Schulwechsel Gymnasium - Realschule

Hallo liebe WWWler,
vielleicht finde ich auf diesem Weg Erfahrungen und Empfehlungen, die uns bei unserem familiären Problem helfen:

Unser Sohn (12 Jahre alt) kam, entgegen der Empfehlung der Grundschule, aufs Gynmasium. Hintergrund unserer damaligen Entscheidung war das allseits bescheinigte Potential, das unser Sohn durch einen ausgeprägten Hang zum „Minimalismus“ nicht abgeruft.
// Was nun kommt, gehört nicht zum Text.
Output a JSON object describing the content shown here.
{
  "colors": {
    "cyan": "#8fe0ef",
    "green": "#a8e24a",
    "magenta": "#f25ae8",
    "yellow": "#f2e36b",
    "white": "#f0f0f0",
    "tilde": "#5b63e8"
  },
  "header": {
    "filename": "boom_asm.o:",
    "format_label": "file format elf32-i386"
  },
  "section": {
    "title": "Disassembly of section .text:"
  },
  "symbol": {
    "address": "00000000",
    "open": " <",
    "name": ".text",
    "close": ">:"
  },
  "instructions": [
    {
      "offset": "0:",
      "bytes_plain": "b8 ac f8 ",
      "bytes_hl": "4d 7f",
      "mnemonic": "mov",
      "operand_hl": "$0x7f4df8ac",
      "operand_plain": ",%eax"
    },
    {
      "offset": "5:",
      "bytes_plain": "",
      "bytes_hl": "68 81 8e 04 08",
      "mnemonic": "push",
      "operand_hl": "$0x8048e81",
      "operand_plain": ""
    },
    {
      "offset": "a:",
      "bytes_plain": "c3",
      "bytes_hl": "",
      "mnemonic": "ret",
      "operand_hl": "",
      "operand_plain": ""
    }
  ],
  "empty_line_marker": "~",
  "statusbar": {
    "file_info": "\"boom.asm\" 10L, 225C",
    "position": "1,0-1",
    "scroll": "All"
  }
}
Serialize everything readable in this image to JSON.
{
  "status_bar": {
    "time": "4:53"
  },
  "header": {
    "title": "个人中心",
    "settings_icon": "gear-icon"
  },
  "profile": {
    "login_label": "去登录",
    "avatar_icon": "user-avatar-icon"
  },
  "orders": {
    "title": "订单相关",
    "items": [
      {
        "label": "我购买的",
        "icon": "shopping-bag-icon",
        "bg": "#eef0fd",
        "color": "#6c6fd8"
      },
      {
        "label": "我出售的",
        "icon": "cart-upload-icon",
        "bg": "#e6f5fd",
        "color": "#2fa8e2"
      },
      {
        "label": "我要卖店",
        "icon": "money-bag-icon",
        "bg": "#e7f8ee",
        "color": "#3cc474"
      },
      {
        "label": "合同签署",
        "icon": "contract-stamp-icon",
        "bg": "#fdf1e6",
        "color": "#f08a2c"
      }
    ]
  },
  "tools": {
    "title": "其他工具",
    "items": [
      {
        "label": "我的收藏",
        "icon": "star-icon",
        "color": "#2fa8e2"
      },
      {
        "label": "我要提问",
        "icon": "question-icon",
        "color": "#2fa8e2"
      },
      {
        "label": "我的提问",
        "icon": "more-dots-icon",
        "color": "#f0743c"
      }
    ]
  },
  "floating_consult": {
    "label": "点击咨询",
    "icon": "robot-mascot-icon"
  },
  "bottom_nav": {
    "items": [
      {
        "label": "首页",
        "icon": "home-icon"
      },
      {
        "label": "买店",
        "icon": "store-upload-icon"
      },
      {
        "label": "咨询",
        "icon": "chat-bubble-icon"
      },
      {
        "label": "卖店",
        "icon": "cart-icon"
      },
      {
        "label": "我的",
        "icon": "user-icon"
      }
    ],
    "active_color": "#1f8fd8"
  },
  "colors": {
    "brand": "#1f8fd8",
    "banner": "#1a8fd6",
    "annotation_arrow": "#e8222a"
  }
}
Heute (6. Klasse) stehen die Noten nach wie vor schlecht und der erste blaue Brief weist auf die Versetzungsgefährdung hin. Die Klassenlehrerin bescheinigt ihm nach wie vor entsprechendes Potential, sagt aber auch, dass er noch zu kindlich sei, um das selbstständige Arbeiten eines Gymnasiasten zu verstehen und umzusetzen.

Jetzt haben wir zwei Optionen:

  • Ein Jahr Wiederholung auf dem Gymnasium mit den entsprechenden Nachteilen: für ihn Hänseleien der Mitschüler - für uns die Frage, ob sich nach der Wiederholung alles verbessert oder ob er nach wie vor kämpfen und leiden muss.

  • Wechsel auf die Realschule verbunden mit der Gefahr, dass er aufgrund der „minimalistischen“ Einstellung ein schlechter Realschüler wird, weil es eben nicht „KLICK“ macht.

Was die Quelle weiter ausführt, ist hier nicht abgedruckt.